The lawsuit, lodged in Boston federal district court, revealed details of Teva unlawfully paying over $300 million to two autonomous charity organizations for the past nine years (2006-2015). This was an arrangement to protect Copaxone patients' co-payments, protecting them from massively increasing the cost of Copaxone to $73,326 per annum. This contributed to hundreds of millions in false claims and a corresponding amount of profits for the corporation. This move was made to subvert the aim of Congress, who are interested in ensuring that co-payments would hopefully maintain down healthcare costs. The lawsuit also disclosed that Teva directed Copaxone patients to Advanced Care Scripts Inc. The specialty pharmacy, located in Florida, provided co-payment compensation from the charities created by Teva.
Teva, an Israeli drugmaker company, was established in 1901. The healthcare company offers generic and technological innovations to healthcare providers and patients. Teva's portfolio has a record of approximately 3,500 services and products. This places the firm in the world's biggest pharmaceutical companies. Each day close to 200 million individuals in 60 nations takes advantage of one of Teva's unique medications.
In its defense, Teva noted that it would protect itself vigorously. According to the company, the lawsuit is only a move aimed at limiting patients from accessing quality medicines and healthcare services. Copaxone is one of Teva's most significant drugs. It has successfully generated a revenue of $435 million in North America alone within six months.

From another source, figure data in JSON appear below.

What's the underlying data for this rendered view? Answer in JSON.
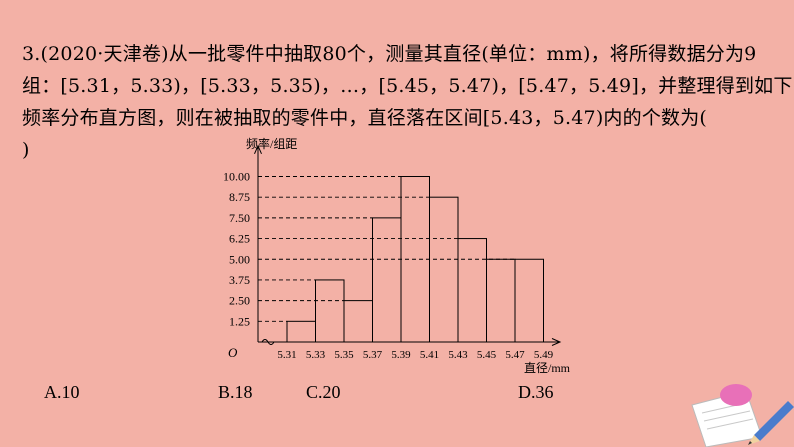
{
  "question": {
    "lines": [
      "3.(2020·天津卷)从一批零件中抽取80个，测量其直径(单位：mm)，将所得数据分为9",
      "组：[5.31，5.33)，[5.33，5.35)，…，[5.45，5.47)，[5.47，5.49]，并整理得到如下",
      "频率分布直方图，则在被抽取的零件中，直径落在区间[5.43，5.47)内的个数为(",
      ")"
    ]
  },
  "options": [
    {
      "label": "A.10"
    },
    {
      "label": "B.18"
    },
    {
      "label": "C.20"
    },
    {
      "label": "D.36"
    }
  ],
  "chart_data": {
    "type": "bar",
    "title": "",
    "ylabel": "频率/组距",
    "xlabel": "直径/mm",
    "origin_label": "O",
    "x_ticks": [
      "5.31",
      "5.33",
      "5.35",
      "5.37",
      "5.39",
      "5.41",
      "5.43",
      "5.45",
      "5.47",
      "5.49"
    ],
    "y_ticks": [
      "1.25",
      "2.50",
      "3.75",
      "5.00",
      "6.25",
      "7.50",
      "8.75",
      "10.00"
    ],
    "bins": [
      [
        5.31,
        5.33
      ],
      [
        5.33,
        5.35
      ],
      [
        5.35,
        5.37
      ],
      [
        5.37,
        5.39
      ],
      [
        5.39,
        5.41
      ],
      [
        5.41,
        5.43
      ],
      [
        5.43,
        5.45
      ],
      [
        5.45,
        5.47
      ],
      [
        5.47,
        5.49
      ]
    ],
    "values": [
      1.25,
      3.75,
      2.5,
      7.5,
      10.0,
      8.75,
      6.25,
      5.0,
      5.0
    ],
    "ylim": [
      0,
      11.25
    ],
    "grid": false,
    "dashed_reference_lines": true
  },
  "decoration": {
    "icon": "pencil-and-paper-icon",
    "colors": {
      "paper": "#ffffff",
      "pencil": "#4a7ccc",
      "blob": "#e870b8"
    }
  },
  "colors": {
    "background": "#f3b1a6",
    "ink": "#000000"
  }
}
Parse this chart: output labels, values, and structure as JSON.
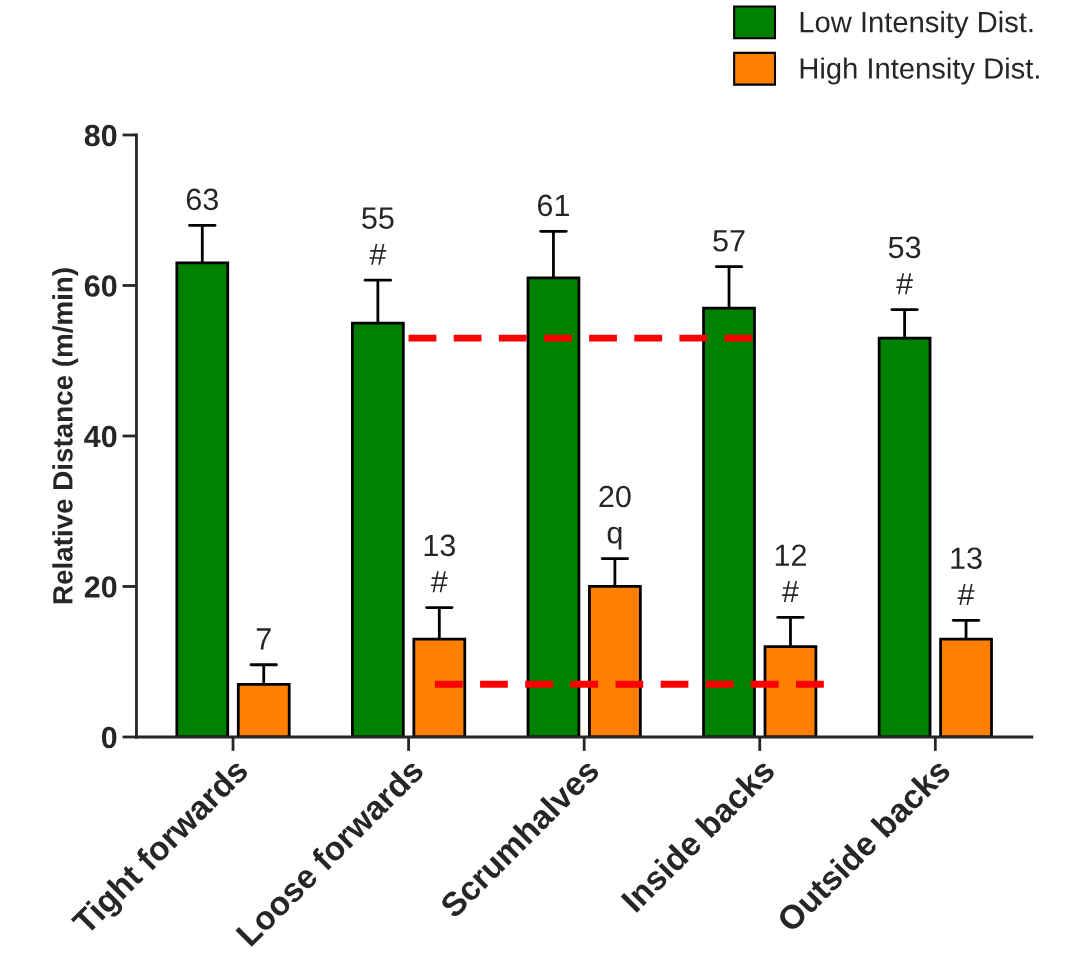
{
  "chart_data": {
    "type": "bar",
    "ylabel": "Relative Distance (m/min)",
    "categories": [
      "Tight forwards",
      "Loose forwards",
      "Scrumhalves",
      "Inside backs",
      "Outside backs"
    ],
    "series": [
      {
        "name": "Low Intensity Dist.",
        "color": "#008000",
        "values": [
          63,
          55,
          61,
          57,
          53
        ],
        "errors": [
          [
            63,
            68
          ],
          [
            55,
            60.7
          ],
          [
            61,
            67.2
          ],
          [
            57,
            62.5
          ],
          [
            53,
            56.8
          ]
        ],
        "value_labels": [
          "63",
          "55\n#",
          "61",
          "57",
          "53\n#"
        ]
      },
      {
        "name": "High Intensity Dist.",
        "color": "#ff8000",
        "values": [
          7,
          13,
          20,
          12,
          13
        ],
        "errors": [
          [
            7,
            9.6
          ],
          [
            13,
            17.2
          ],
          [
            20,
            23.7
          ],
          [
            12,
            15.9
          ],
          [
            13,
            15.5
          ]
        ],
        "value_labels": [
          "7",
          "13\n#",
          "20\nq",
          "12\n#",
          "13\n#"
        ]
      }
    ],
    "ylim": [
      0,
      80
    ],
    "yticks": [
      0,
      20,
      40,
      60,
      80
    ],
    "grid": false,
    "legend": "top right",
    "ref_lines": [
      {
        "axis": "y",
        "value": 53,
        "color": "#ff0000",
        "line_style": "dashed"
      },
      {
        "axis": "y",
        "value": 7,
        "color": "#ff0000",
        "line_style": "dashed"
      }
    ]
  }
}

Ethan P. Davis, the acting Assistant Attorney General of the Civil Division of the DOJ, said the DOJ is "committed to stopping pharmaceutical companies" who use foundations as methods to funnel kickbacks to patients. Davis said the DOJ would attempt to eliminate all kinds of illegitimate kickback schemes that "undermine the integrity of federal healthcare" systems.
The lawsuit is the newest in a government investigation of financial assistance by drugmakers to hospitals for medical help, resulting in over $920 million in damages. Drugmakers can't underwrite co-payments for Medicare-enrolled patients, covering citizens above 65 years old but can make donations to independent charities that offer co-payment help.